All those whom we have named managed to get over the brook, Pollock’s horse
barely contriving to get up his hind legs from the broken edge of the bank. Some
nags refused it, and their riders thus lost all their chance of sport for that
day. Such is the lot of men who hunt. A man pays five or six pounds for his
day’s amusement, and it is ten to one that the occurrences of the day disgust
rather than gratify him! One or two got in, and scrambled out on the other side,
but Tufto Pearlings, the Manchester man from Friday Street, stuck in the mud at
the bottom, and could not get his mare out till seven men had come with ropes to
help him. “Where the devil is my fellow?” Pearlings asked of the countrymen; but
the countrymen could not tell him that “his fellow” with his second horse was
riding the hunt with great satisfaction to himself.
George Vavasor found that his horse went with him uncommonly well, taking his
fences almost in the stride of his gallop, and giving unmistakeable signs of
good condition. “I wonder what it is that’s amiss with him,” said George to
himself, resolving, however, that he would sell him that day if he got an
opportunity. Straight went the line of the fox, up from the brook, and Tom began
to say that his master had been wrong about Claydon’s.
“Where are we now?” said Burgo, as four or five of them dashed through the
open gate of a farmyard.
“This is Bulby’s farm,” said Tom, “and we’re going right away for Elmham
Wood.”
“Elmham Wood be d —” said a stout farmer, who had come as far as that with
them. “You won’t see Elmham Wood today.”
“I suppose you know best,” said Tom; and then they were through the yard,
across another road, and down a steep ravine by the side of a little copse.
“He’s been through them firs, any way,” said Tom. “To him, Gaylass!” Then up
they went the other side of the ravine, and saw the body of the hounds almost a
field before them at the top.
“I say — that took some of the wind out of a fellow,” said Pollock.
“You mustn’t mind about wind now,” said Burgo, dashing on.
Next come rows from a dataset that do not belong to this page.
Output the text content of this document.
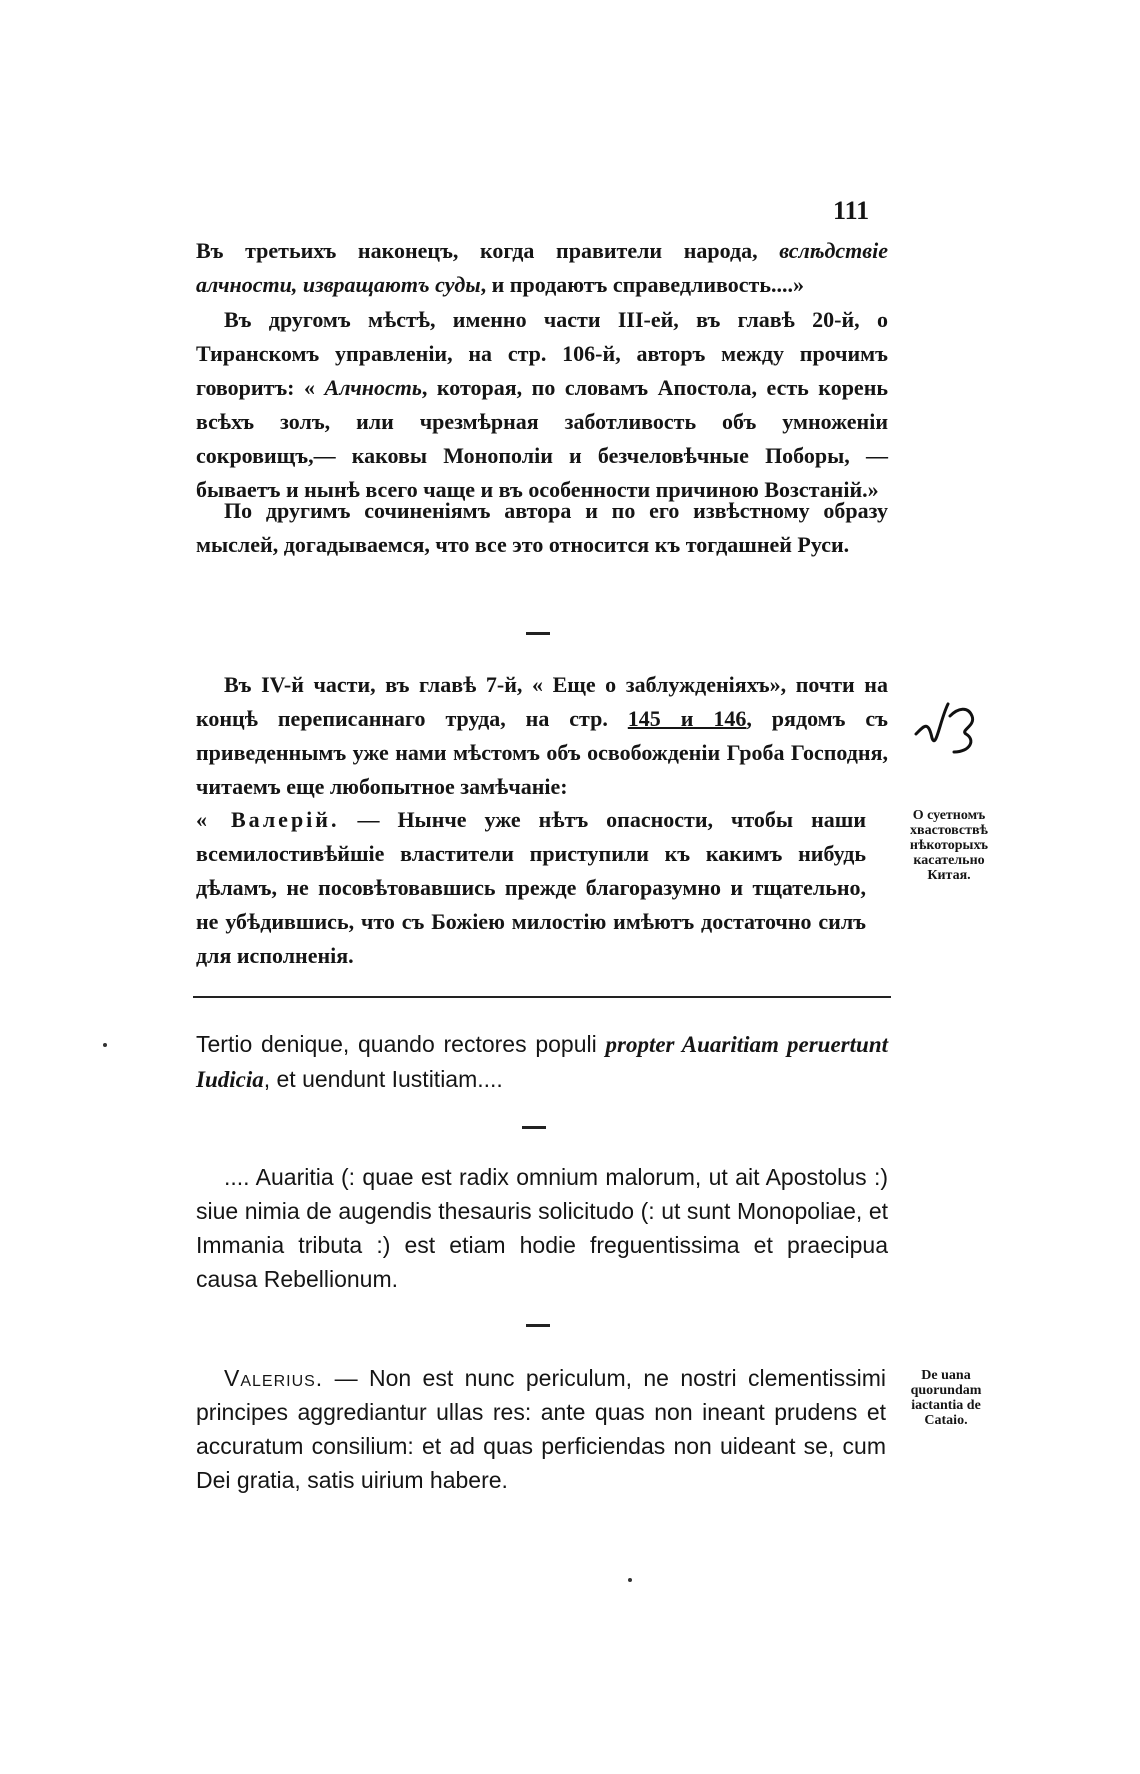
111

Въ третьихъ наконецъ, когда правители народа, вслѣдствіе алчности, извращаютъ суды, и продаютъ справедливость....»

Въ другомъ мѣстѣ, именно части III-ей, въ главѣ 20-й, о Тиранскомъ управленіи, на стр. 106-й, авторъ между прочимъ говоритъ: « Алчность, которая, по словамъ Апостола, есть корень всѣхъ золъ, или чрезмѣрная заботливость объ умноженіи сокровищъ,— каковы Монополіи и безчеловѣчные Поборы, — бываетъ и нынѣ всего чаще и въ особенности причиною Возстаній.»

По другимъ сочиненіямъ автора и по его извѣстному образу мыслей, догадываемся, что все это относится къ тогдашней Руси.

Въ IV-й части, въ главѣ 7-й, « Еще о заблужденіяхъ», почти на концѣ переписаннаго труда, на стр. 145 и 146, рядомъ съ приведеннымъ уже нами мѣстомъ объ освобожденіи Гроба Господня, читаемъ еще любопытное замѣчаніе:

« Валерій. — Нынче уже нѣтъ опасности, чтобы наши всемилостивѣйшіе властители приступили къ какимъ нибудь дѣламъ, не посовѣтовавшись прежде благоразумно и тщательно, не убѣдившись, что съ Божіею милостію имѣютъ достаточно силъ для исполненія.

О суетномъ хвастовствѣ нѣкоторыхъ касательно Китая.

Tertio denique, quando rectores populi propter Auaritiam peruertunt Iudicia, et uendunt Iustitiam....

.... Auaritia (: quae est radix omnium malorum, ut ait Apostolus :) siue nimia de augendis thesauris solicitudo (: ut sunt Monopoliae, et Immania tributa :) est etiam hodie freguentissima et praecipua causa Rebellionum.

Valerius. — Non est nunc periculum, ne nostri clementissimi principes aggrediantur ullas res: ante quas non ineant prudens et accuratum consilium: et ad quas perficiendas non uideant se, cum Dei gratia, satis uirium habere.

De uana quorundam iactantia de Cataio.
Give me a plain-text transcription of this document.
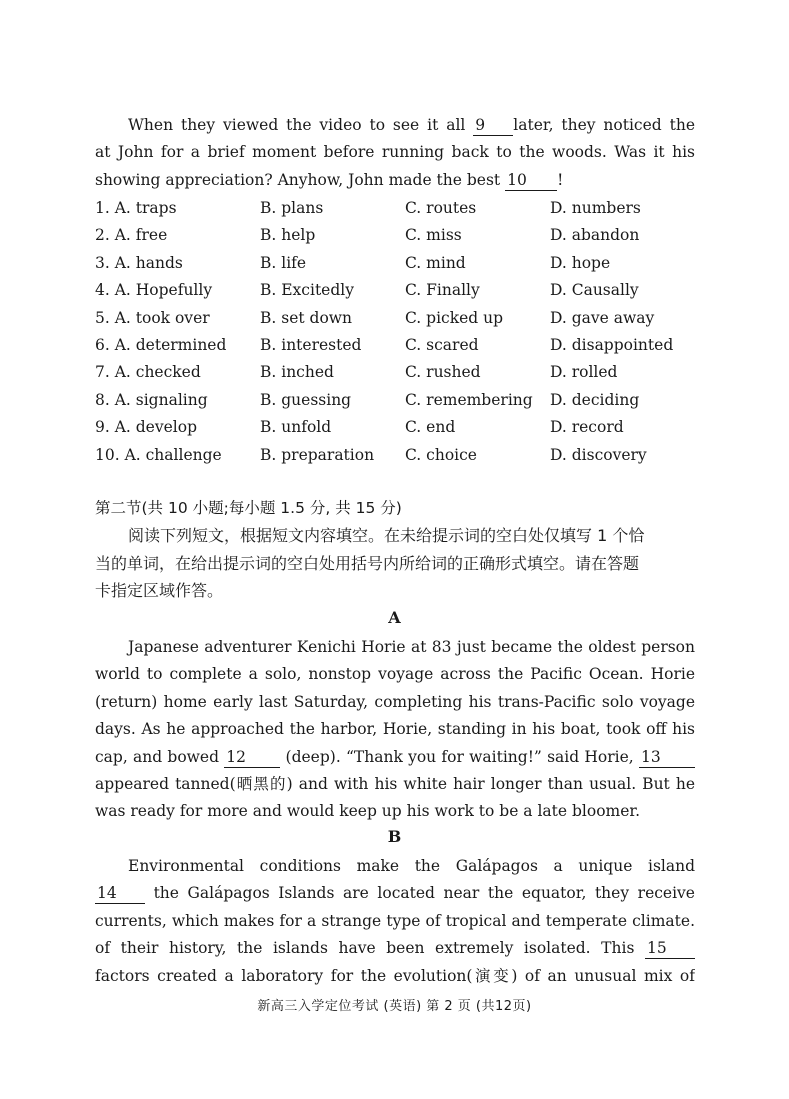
When they viewed the video to see it all 9 later, they noticed the
at John for a brief moment before running back to the woods. Was it his
showing appreciation? Anyhow, John made the best 10 !
1. A. traps	B. plans	C. routes	D. numbers
2. A. free	B. help	C. miss	D. abandon
3. A. hands	B. life	C. mind	D. hope
4. A. Hopefully	B. Excitedly	C. Finally	D. Causally
5. A. took over	B. set down	C. picked up	D. gave away
6. A. determined B. interested	C. scared	D. disappointed
7. A. checked	B. inched	C. rushed	D. rolled
8. A. signaling	B. guessing	C. remembering D. deciding
9. A. develop	B. unfold	C. end	D. record
10. A. challenge B. preparation C. choice	D. discovery
第二节(共 10 小题;每小题 1.5 分, 共 15 分)
阅读下列短文，根据短文内容填空。在未给提示词的空白处仅填写 1 个恰
当的单词，在给出提示词的空白处用括号内所给词的正确形式填空。请在答题
卡指定区域作答。
A
Japanese adventurer Kenichi Horie at 83 just became the oldest person
world to complete a solo, nonstop voyage across the Pacific Ocean. Horie
(return) home early last Saturday, completing his trans-Pacific solo voyage
days. As he approached the harbor, Horie, standing in his boat, took off his
cap, and bowed 12	(deep). “Thank you for waiting!” said Horie, 13
appeared tanned(晒黑的) and with his white hair longer than usual. But he
was ready for more and would keep up his work to be a late bloomer.
B
Environmental conditions make the Galápagos a unique island
14 the Galápagos Islands are located near the equator, they receive
currents, which makes for a strange type of tropical and temperate climate.
of their history, the islands have been extremely isolated. This 15
factors created a laboratory for the evolution(演变) of an unusual mix of
新高三入学定位考试 (英语) 第 2 页 (共12页)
“Wasn’t the pace awful, coming up to that farm-house?” said Calder Jones,
looking round to see if Grindley was shaken off. But Grindley, with some six or
seven others, was still there. And there, also, always in the next field to the
left, was George Vavasor. He had spoken no word to any one since the hunt
commenced, nor had he wished to speak to any one. He desired to sell his horse —
and he desired also to succeed in the run for other reasons than that, though I
think he would have found it difficult to define them.
Now they had open grass land for about a mile, but with very heavy fences —
so that the hounds gained upon them a little, and Pollock’s weight began to
tell. The huntsman and Burgo were leading with some fortunate country gentleman
whose good stars had brought him in upon them at the farmyard gate. It is the
injustice of such accidents as this that breaks the heart of a man who has
honestly gone through all the heat and work of the struggle! And the hounds had
veered a little round to the left, making, after all, for Claydon’s. “Darned if
the Squire warn’t right,” said Tom. Sir William, though a baronet, was
familiarly called the Squire throughout the hunt.
“We ain’t going for Claydon’s now?” asked Burgo.